Designers
Ji Yoon Ahn
Year
2026
Category
Concept
Country
United States
Design Studio / Department
Ji Yoon Ahn

Three questions to the project team
What was the particular challenge of the project from a UX point of view?
The main UX challenge was creating a system that served both elderly patients and caregivers without confusing or exhausting either group. Patients needed a calm, simple interface that lowered cognitive effort during recovery, while caregivers needed clear and concise insights that fit into their already demanding routines. Balancing accessibility, emotional reassurance, and information clarity required careful prioritization, thoughtful pacing, and constant refinement so the experience felt supportive and never overwhelming. This required revisiting flows, simplifying visual elements, and testing assumptions through scenario based evaluations to ensure both users could navigate the system confidently and complete tasks without frustration.
What was your personal highlight in the development process? Was there an aha!-moment, was there a low point?
My highlight was discovering how powerful the emotional layer of the problem really was. At first, I focused on physical rehabilitation tasks, but as I worked through the research, it became clear that fear, uncertainty, and lack of support defined the experience just as much as the exercises themselves. Realizing this shifted the entire direction of the design. The low point came earlier, when the concept felt too technical and disconnected from real human concerns. The breakthrough was reframing the solution to support confidence and connection, not just correct form.
Where do you see yourself and the project in the next five years?

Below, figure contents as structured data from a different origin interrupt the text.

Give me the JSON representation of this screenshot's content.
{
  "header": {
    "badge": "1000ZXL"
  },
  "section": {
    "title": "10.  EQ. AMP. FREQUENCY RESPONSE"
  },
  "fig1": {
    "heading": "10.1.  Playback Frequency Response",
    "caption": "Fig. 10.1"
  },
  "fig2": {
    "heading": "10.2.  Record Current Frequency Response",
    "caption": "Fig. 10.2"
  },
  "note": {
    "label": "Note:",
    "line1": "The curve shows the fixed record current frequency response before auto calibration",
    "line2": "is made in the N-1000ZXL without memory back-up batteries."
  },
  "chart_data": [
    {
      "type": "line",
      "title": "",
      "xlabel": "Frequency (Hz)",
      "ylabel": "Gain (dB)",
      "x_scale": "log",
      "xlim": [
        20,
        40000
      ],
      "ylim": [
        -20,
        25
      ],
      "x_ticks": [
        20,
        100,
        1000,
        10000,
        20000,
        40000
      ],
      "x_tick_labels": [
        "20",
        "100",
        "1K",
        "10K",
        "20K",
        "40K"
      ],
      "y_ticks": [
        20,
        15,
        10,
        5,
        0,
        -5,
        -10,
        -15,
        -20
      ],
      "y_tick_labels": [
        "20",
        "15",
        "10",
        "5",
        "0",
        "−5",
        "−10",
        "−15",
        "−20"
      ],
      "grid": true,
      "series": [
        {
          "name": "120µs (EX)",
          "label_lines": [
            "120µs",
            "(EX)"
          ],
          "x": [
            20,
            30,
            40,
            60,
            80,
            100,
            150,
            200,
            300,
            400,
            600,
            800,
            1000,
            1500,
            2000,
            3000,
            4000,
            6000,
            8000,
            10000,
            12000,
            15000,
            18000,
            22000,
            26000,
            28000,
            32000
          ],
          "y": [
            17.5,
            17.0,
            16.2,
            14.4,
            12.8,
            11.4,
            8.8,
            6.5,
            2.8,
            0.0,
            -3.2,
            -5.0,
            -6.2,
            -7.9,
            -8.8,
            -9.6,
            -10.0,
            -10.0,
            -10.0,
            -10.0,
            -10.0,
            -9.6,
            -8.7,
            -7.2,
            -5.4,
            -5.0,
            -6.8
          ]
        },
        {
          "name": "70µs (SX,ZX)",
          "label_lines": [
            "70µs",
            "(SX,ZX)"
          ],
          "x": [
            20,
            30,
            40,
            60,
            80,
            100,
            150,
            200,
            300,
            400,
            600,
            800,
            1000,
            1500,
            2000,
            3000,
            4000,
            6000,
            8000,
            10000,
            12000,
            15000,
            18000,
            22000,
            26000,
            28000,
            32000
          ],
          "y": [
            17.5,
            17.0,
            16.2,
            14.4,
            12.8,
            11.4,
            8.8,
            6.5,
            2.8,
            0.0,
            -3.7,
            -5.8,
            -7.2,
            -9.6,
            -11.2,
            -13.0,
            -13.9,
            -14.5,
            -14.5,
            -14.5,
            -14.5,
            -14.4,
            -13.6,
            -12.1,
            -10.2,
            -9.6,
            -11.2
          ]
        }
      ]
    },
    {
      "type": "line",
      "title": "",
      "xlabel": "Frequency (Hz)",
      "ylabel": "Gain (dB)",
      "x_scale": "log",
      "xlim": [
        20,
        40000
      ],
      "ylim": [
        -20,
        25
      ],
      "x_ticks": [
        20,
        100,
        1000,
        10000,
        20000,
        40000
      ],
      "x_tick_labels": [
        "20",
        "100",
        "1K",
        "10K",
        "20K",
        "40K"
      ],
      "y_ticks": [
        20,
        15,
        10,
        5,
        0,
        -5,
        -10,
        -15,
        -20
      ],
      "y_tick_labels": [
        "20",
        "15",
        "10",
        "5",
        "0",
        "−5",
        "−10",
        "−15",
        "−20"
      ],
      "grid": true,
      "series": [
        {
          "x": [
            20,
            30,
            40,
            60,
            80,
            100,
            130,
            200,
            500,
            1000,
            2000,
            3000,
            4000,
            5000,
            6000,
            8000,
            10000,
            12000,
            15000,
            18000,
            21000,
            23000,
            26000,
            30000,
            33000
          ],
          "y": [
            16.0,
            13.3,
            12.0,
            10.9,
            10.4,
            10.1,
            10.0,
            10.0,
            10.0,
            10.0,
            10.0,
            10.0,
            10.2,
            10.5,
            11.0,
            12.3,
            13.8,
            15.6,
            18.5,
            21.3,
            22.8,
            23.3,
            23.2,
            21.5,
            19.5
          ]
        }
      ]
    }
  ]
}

In five years, I see this concept evolving into a trusted digital companion for at-home rehabilitation, one that adapts to more conditions and integrates smoothly with healthcare providers. It has the potential to reduce the emotional and logistical strain on both patients and caregivers by making recovery feel guided rather than isolated. Personally, I hope to continue shaping human-centered health technology that uses AI to create clarity and calm rather than complexity, and to build tools that make recovery and ongoing care feel more manageable for everyone involved.